Если Розанов лишь ставил вопрос об этой миссии, то другой автор «Нового пути», молодой филолог Александр Смирнов, развернуто высказывался на эту тему еще в предыдущем номере журнала, в статье «О войне». «Неужели вся эта война – не что иное, как самозащита против агрессивной политики врага?» – задавался вопросом автор. Нет, полагал он, ибо подобная цель не могла бы служить оправданием тех жертв, «которые мы принесли уже и еще принесем». Чтобы понять действительную цель начавшейся войны, продолжал Смирнов, следует осознать ее роль в судьбе человечества: «Надо вспомнить, что идея, влекущая нацию на какой-нибудь путь – не что иное, как прозрение своей цели, и что чем глубже и величественнее цель, тем труднее это прозрение. Народами движут бессознательные цели, раскрывающиеся иной раз только через многие столетия после их осуществления проницательному взору историка»[243]. Истинной целью войны, в свете сказанного, оказывалось доказательство преимущества христианской духовности и религиозной этики, а точнее – всей культуры, основанной на них. Япония, по контрасту, представала не носителем иной религиозной культуры, но воплощением ее отсутствия: «Отсутствие всякой религии, и даже всякой этики делает их жалкими в наших глазах, а фанатизм, живучесть и прогресс внешней культуры – страшными» (263). Эта риторика, вне всякой связи с реальными причинами войны, позволяла далее интерпретировать конфликт на Дальнем Востоке как конфликт цивилизаций, которые столь противоположны, что не могут сосуществовать бок о бок: «Тут происходит борьба не двух наций, а двух мировоззрений, двух форм мировой души. Со стороны Азии могли быть и не японцы, а иная любая из монгольских народностей, со стороны Европы – любое из арийских племен. Но судьба устроила так мудро, что сошлись как раз самые крайности – самый верующий из религиозных народов и самый безбожный из атеистических» (263–264). Увиденная в подобной перспективе, русско-японская война представала как война религиозная, в которой Россия олицетворяла христианскую цивилизацию вообще: «Россия проливала много своей крови за братьев, за ближних; теперь она прольет ее за весь мир, за Бога» (265).

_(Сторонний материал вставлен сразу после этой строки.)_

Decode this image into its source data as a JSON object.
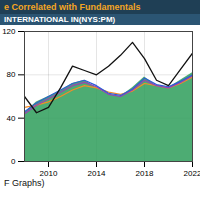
{
  "chart_data": {
    "type": "line",
    "title": "e Correlated with Fundamentals",
    "subtitle": "INTERNATIONAL IN(NYS:PM)",
    "caption": "F Graphs)",
    "x": [
      2008,
      2009,
      2010,
      2011,
      2012,
      2013,
      2014,
      2015,
      2016,
      2017,
      2018,
      2019,
      2020,
      2021,
      2022
    ],
    "xlim": [
      2008,
      2022
    ],
    "xticks": [
      2010,
      2014,
      2018,
      2022
    ],
    "ylim": [
      0,
      120
    ],
    "yticks": [
      0,
      40,
      80,
      120
    ],
    "grid": true,
    "series": [
      {
        "type": "area",
        "color": "#2e9e5b",
        "values": [
          45,
          55,
          60,
          65,
          72,
          75,
          68,
          62,
          60,
          68,
          78,
          70,
          68,
          75,
          82
        ]
      },
      {
        "type": "line",
        "color": "#f28c28",
        "values": [
          50,
          52,
          55,
          60,
          66,
          70,
          68,
          64,
          62,
          65,
          72,
          70,
          68,
          72,
          78
        ]
      },
      {
        "type": "line",
        "color": "#9b3fb5",
        "values": [
          44,
          52,
          58,
          64,
          70,
          73,
          69,
          62,
          60,
          66,
          75,
          70,
          68,
          73,
          79
        ]
      },
      {
        "type": "line",
        "color": "#2d5bd7",
        "values": [
          46,
          54,
          60,
          66,
          72,
          75,
          70,
          63,
          61,
          67,
          77,
          71,
          69,
          74,
          80
        ]
      },
      {
        "type": "line",
        "color": "#111111",
        "values": [
          60,
          45,
          50,
          68,
          88,
          84,
          80,
          88,
          98,
          110,
          95,
          75,
          70,
          85,
          100
        ]
      }
    ]
  }
}
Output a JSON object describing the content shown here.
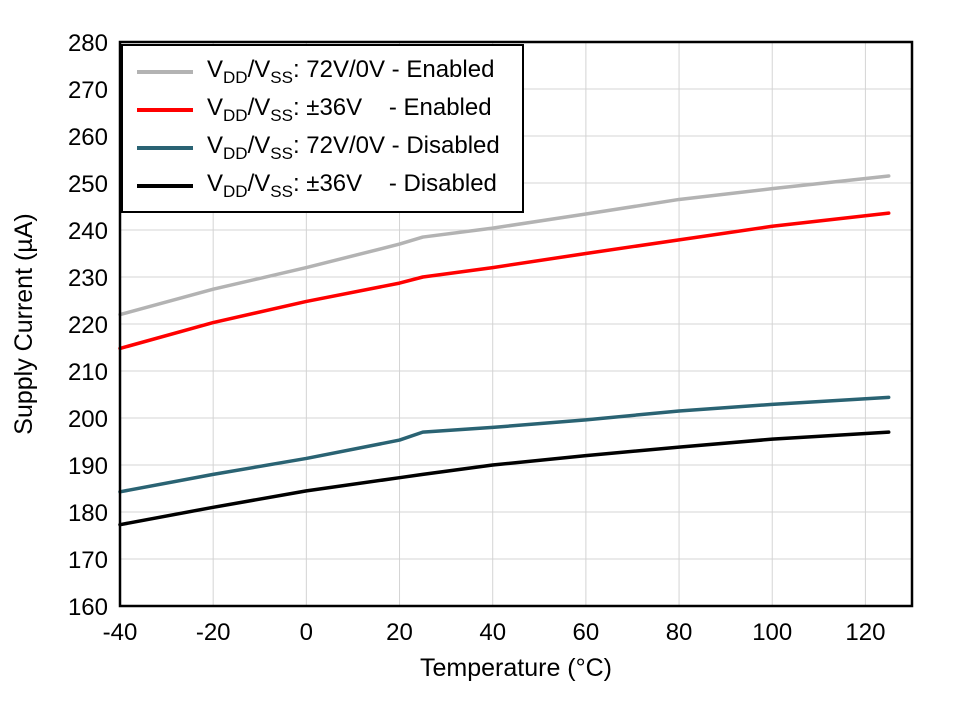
{
  "chart_data": {
    "type": "line",
    "title": "",
    "xlabel": "Temperature (°C)",
    "ylabel": "Supply Current (µA)",
    "xlim": [
      -40,
      130
    ],
    "ylim": [
      160,
      280
    ],
    "xticks": [
      -40,
      -20,
      0,
      20,
      40,
      60,
      80,
      100,
      120
    ],
    "yticks": [
      160,
      170,
      180,
      190,
      200,
      210,
      220,
      230,
      240,
      250,
      260,
      270,
      280
    ],
    "grid": true,
    "legend_position": "top-left",
    "x": [
      -40,
      -20,
      0,
      20,
      25,
      40,
      60,
      80,
      100,
      125
    ],
    "series": [
      {
        "name": "V_{DD}/V_{SS}: 72V/0V - Enabled",
        "color": "#b3b3b3",
        "values": [
          222.0,
          227.4,
          232.0,
          237.0,
          238.5,
          240.4,
          243.4,
          246.5,
          248.8,
          251.5
        ]
      },
      {
        "name": "V_{DD}/V_{SS}: ±36V    - Enabled",
        "color": "#ff0000",
        "values": [
          214.8,
          220.3,
          224.8,
          228.7,
          230.0,
          232.0,
          235.0,
          237.9,
          240.8,
          243.6
        ]
      },
      {
        "name": "V_{DD}/V_{SS}: 72V/0V - Disabled",
        "color": "#2a6373",
        "values": [
          184.3,
          188.0,
          191.4,
          195.3,
          197.0,
          198.0,
          199.6,
          201.5,
          202.9,
          204.4
        ]
      },
      {
        "name": "V_{DD}/V_{SS}: ±36V    - Disabled",
        "color": "#000000",
        "values": [
          177.3,
          181.0,
          184.5,
          187.3,
          188.0,
          190.0,
          192.0,
          193.8,
          195.5,
          197.0
        ]
      }
    ],
    "grid_color": "#d4d4d4",
    "axis_color": "#000000"
  }
}
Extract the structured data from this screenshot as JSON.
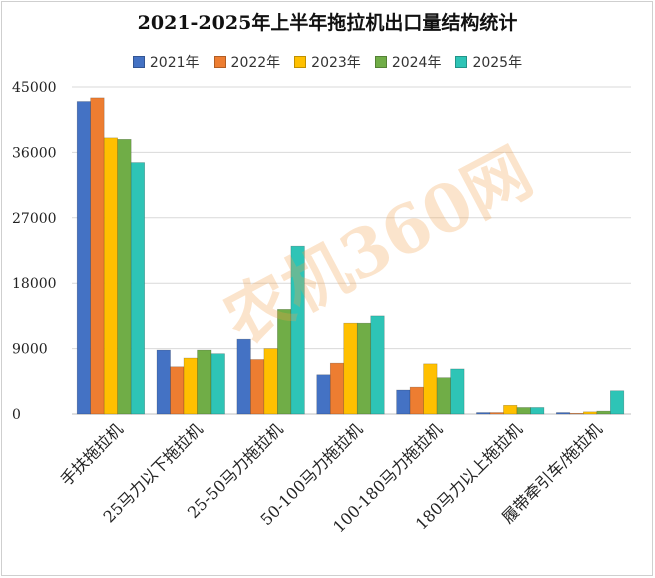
{
  "chart_data": {
    "type": "bar",
    "title": "2021-2025年上半年拖拉机出口量结构统计",
    "categories": [
      "手扶拖拉机",
      "25马力以下拖拉机",
      "25-50马力拖拉机",
      "50-100马力拖拉机",
      "100-180马力拖拉机",
      "180马力以上拖拉机",
      "履带牵引车/拖拉机"
    ],
    "series": [
      {
        "name": "2021年",
        "color": "#4472C4",
        "values": [
          43000,
          8800,
          10300,
          5400,
          3300,
          200,
          200
        ]
      },
      {
        "name": "2022年",
        "color": "#ED7D31",
        "values": [
          43500,
          6500,
          7500,
          7000,
          3700,
          200,
          100
        ]
      },
      {
        "name": "2023年",
        "color": "#FFC000",
        "values": [
          38000,
          7700,
          9000,
          12500,
          6900,
          1200,
          300
        ]
      },
      {
        "name": "2024年",
        "color": "#70AD47",
        "values": [
          37800,
          8800,
          14400,
          12500,
          5000,
          900,
          400
        ]
      },
      {
        "name": "2025年",
        "color": "#2EC4B6",
        "values": [
          34600,
          8300,
          23100,
          13500,
          6200,
          900,
          3200
        ]
      }
    ],
    "yticks": [
      0,
      9000,
      18000,
      27000,
      36000,
      45000
    ],
    "ylim": [
      0,
      45000
    ],
    "grid": true,
    "legend_position": "top"
  },
  "watermark": {
    "text": "农机360网"
  }
}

Статья Петра Перцова «Желтые или белые?», опубликованная в том же номере «Нового пути», помещала разговор о русско-японской войне в контекст последнего полувека русской истории, сопоставляя ее с двумя другими крупными военными конфликтами этого периода – Крымской войной и русско-турецкой войной 1877–1878 годов. Имея в виду первую из них, Перцов писал:

Нужна большая историческая забывчивость и долгое пренебрежение ко всему выходящему за круг традиционных «внутренних задач», чтобы ставить еще иногда слышный, наивный вопрос: не ждет ли нас теперь «второй Севастополь»? Всего вернее будет ответить на него: «да, если угодно, нас ждет Севастополь, но именно второй, т. е. как и следует «второму», – обратный Севастополь. <…> Исторический смысл «первого» Севастополя был тот, что он остановил и, надо думать, навсегда – наше исторически-незаконное (ни культурными, ни расовыми преимуществами не оправдывавшееся) стремление к гегемонии над Западной Европой – стремление, обозначившееся еще с царствования Павла и особенно утвердившееся с 1812 г. <…> Для этого времени (представлявшего в сущности лишь крайнее развитие петровского европеизма) уклонения от коренного нашего исторического пути – под стенами Севастополя и пришел конец[244].

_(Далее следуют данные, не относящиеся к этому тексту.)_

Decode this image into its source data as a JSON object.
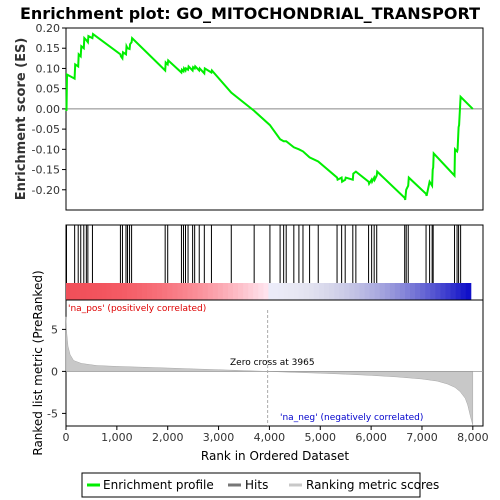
{
  "chart_data": {
    "type": "line",
    "title": "Enrichment plot: GO_MITOCHONDRIAL_TRANSPORT",
    "es_ylabel": "Enrichment score (ES)",
    "rank_ylabel": "Ranked list metric (PreRanked)",
    "xlabel": "Rank in Ordered Dataset",
    "xlim": [
      0,
      8200
    ],
    "es_ylim": [
      -0.25,
      0.2
    ],
    "es_yticks": [
      "0.20",
      "0.15",
      "0.10",
      "0.05",
      "0.00",
      "-0.05",
      "-0.10",
      "-0.15",
      "-0.20"
    ],
    "rank_ylim": [
      -6.5,
      8.5
    ],
    "rank_yticks": [
      "5",
      "0",
      "-5"
    ],
    "xticks": [
      "0",
      "1,000",
      "2,000",
      "3,000",
      "4,000",
      "5,000",
      "6,000",
      "7,000",
      "8,000"
    ],
    "zero_cross_label": "Zero cross at 3965",
    "zero_cross": 3965,
    "pos_label": "'na_pos' (positively correlated)",
    "neg_label": "'na_neg' (negatively correlated)",
    "legend": [
      "Enrichment profile",
      "Hits",
      "Ranking metric scores"
    ],
    "colors": {
      "profile": "#00ee00",
      "hits": "#000000",
      "metric": "#c8c8c8",
      "pos_text": "#dd0000",
      "neg_text": "#0000cc"
    },
    "hits": [
      10,
      170,
      240,
      290,
      350,
      400,
      430,
      520,
      1070,
      1110,
      1180,
      1210,
      1250,
      1290,
      1950,
      2000,
      2270,
      2310,
      2350,
      2400,
      2490,
      2530,
      2620,
      2720,
      2860,
      3250,
      3700,
      4010,
      4210,
      4280,
      4330,
      4480,
      4580,
      4660,
      4790,
      4960,
      5330,
      5420,
      5490,
      5640,
      5700,
      5950,
      6010,
      6060,
      6110,
      6660,
      6690,
      6730,
      7080,
      7150,
      7200,
      7220,
      7640,
      7690,
      7720,
      7760
    ],
    "es_profile": [
      [
        0,
        0.0
      ],
      [
        10,
        -0.005
      ],
      [
        20,
        0.085
      ],
      [
        170,
        0.075
      ],
      [
        180,
        0.11
      ],
      [
        240,
        0.105
      ],
      [
        250,
        0.135
      ],
      [
        290,
        0.13
      ],
      [
        300,
        0.155
      ],
      [
        350,
        0.15
      ],
      [
        360,
        0.175
      ],
      [
        400,
        0.17
      ],
      [
        430,
        0.165
      ],
      [
        440,
        0.18
      ],
      [
        520,
        0.175
      ],
      [
        530,
        0.185
      ],
      [
        1070,
        0.135
      ],
      [
        1080,
        0.13
      ],
      [
        1110,
        0.125
      ],
      [
        1120,
        0.14
      ],
      [
        1180,
        0.135
      ],
      [
        1190,
        0.155
      ],
      [
        1210,
        0.15
      ],
      [
        1250,
        0.148
      ],
      [
        1260,
        0.16
      ],
      [
        1290,
        0.165
      ],
      [
        1300,
        0.175
      ],
      [
        1950,
        0.095
      ],
      [
        1960,
        0.115
      ],
      [
        2000,
        0.11
      ],
      [
        2010,
        0.12
      ],
      [
        2270,
        0.09
      ],
      [
        2280,
        0.097
      ],
      [
        2310,
        0.093
      ],
      [
        2320,
        0.1
      ],
      [
        2350,
        0.095
      ],
      [
        2360,
        0.1
      ],
      [
        2400,
        0.097
      ],
      [
        2410,
        0.105
      ],
      [
        2490,
        0.095
      ],
      [
        2500,
        0.103
      ],
      [
        2530,
        0.1
      ],
      [
        2540,
        0.105
      ],
      [
        2620,
        0.095
      ],
      [
        2630,
        0.1
      ],
      [
        2720,
        0.088
      ],
      [
        2730,
        0.1
      ],
      [
        2860,
        0.09
      ],
      [
        2870,
        0.095
      ],
      [
        3250,
        0.04
      ],
      [
        3700,
        -0.005
      ],
      [
        4010,
        -0.04
      ],
      [
        4210,
        -0.075
      ],
      [
        4280,
        -0.08
      ],
      [
        4330,
        -0.08
      ],
      [
        4480,
        -0.095
      ],
      [
        4580,
        -0.1
      ],
      [
        4660,
        -0.105
      ],
      [
        4790,
        -0.12
      ],
      [
        4960,
        -0.13
      ],
      [
        5330,
        -0.17
      ],
      [
        5340,
        -0.175
      ],
      [
        5420,
        -0.17
      ],
      [
        5430,
        -0.18
      ],
      [
        5490,
        -0.175
      ],
      [
        5500,
        -0.17
      ],
      [
        5640,
        -0.175
      ],
      [
        5650,
        -0.16
      ],
      [
        5700,
        -0.155
      ],
      [
        5950,
        -0.18
      ],
      [
        5960,
        -0.185
      ],
      [
        6010,
        -0.175
      ],
      [
        6020,
        -0.18
      ],
      [
        6060,
        -0.17
      ],
      [
        6070,
        -0.175
      ],
      [
        6110,
        -0.165
      ],
      [
        6120,
        -0.155
      ],
      [
        6660,
        -0.22
      ],
      [
        6670,
        -0.225
      ],
      [
        6690,
        -0.2
      ],
      [
        6730,
        -0.19
      ],
      [
        6740,
        -0.17
      ],
      [
        7080,
        -0.21
      ],
      [
        7090,
        -0.215
      ],
      [
        7150,
        -0.18
      ],
      [
        7200,
        -0.19
      ],
      [
        7210,
        -0.15
      ],
      [
        7220,
        -0.145
      ],
      [
        7230,
        -0.11
      ],
      [
        7640,
        -0.165
      ],
      [
        7650,
        -0.1
      ],
      [
        7690,
        -0.105
      ],
      [
        7700,
        -0.1
      ],
      [
        7720,
        -0.045
      ],
      [
        7730,
        -0.04
      ],
      [
        7760,
        0.03
      ],
      [
        8000,
        0.0
      ]
    ],
    "metric_curve": [
      [
        0,
        6.5
      ],
      [
        15,
        4.5
      ],
      [
        40,
        3.0
      ],
      [
        80,
        2.0
      ],
      [
        150,
        1.3
      ],
      [
        300,
        0.95
      ],
      [
        600,
        0.7
      ],
      [
        1000,
        0.6
      ],
      [
        1500,
        0.5
      ],
      [
        2000,
        0.4
      ],
      [
        2500,
        0.3
      ],
      [
        3000,
        0.2
      ],
      [
        3500,
        0.1
      ],
      [
        3965,
        0.0
      ],
      [
        4500,
        -0.12
      ],
      [
        5000,
        -0.22
      ],
      [
        5500,
        -0.33
      ],
      [
        6000,
        -0.48
      ],
      [
        6500,
        -0.65
      ],
      [
        7000,
        -0.9
      ],
      [
        7300,
        -1.15
      ],
      [
        7500,
        -1.5
      ],
      [
        7650,
        -1.9
      ],
      [
        7750,
        -2.4
      ],
      [
        7850,
        -3.2
      ],
      [
        7900,
        -4.0
      ],
      [
        7950,
        -5.3
      ],
      [
        8000,
        -6.4
      ]
    ]
  }
}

Таким образом, исправление «географического» вектора российских амбиций на воображаемой оси «Восток – Запад» представало благотворным результатом поражения, которое потерпела Россия в военном противостоянии с западными странами. В терминах исторической телеологии это поражение было уроком, подтолкнувшим Россию к пониманию своей истинной миссии. Следующий военный конфликт, русско-турецкая война 1877–1878 годов, оценивался Перцовым неоднозначно:

Смешанный результат военных удач и дипломатических поражений здесь отвечал также смешанному характеру задачи: законное тяготение на исконно-славянскую западную окраину великого восточного мира парализовалось преждевременностью дела – невозможностью чисто-русского решения обще-славянской задачи. Царьград также «не дался» русским, как некогда полякам при Владиславе и болгарам при Симеоне (271).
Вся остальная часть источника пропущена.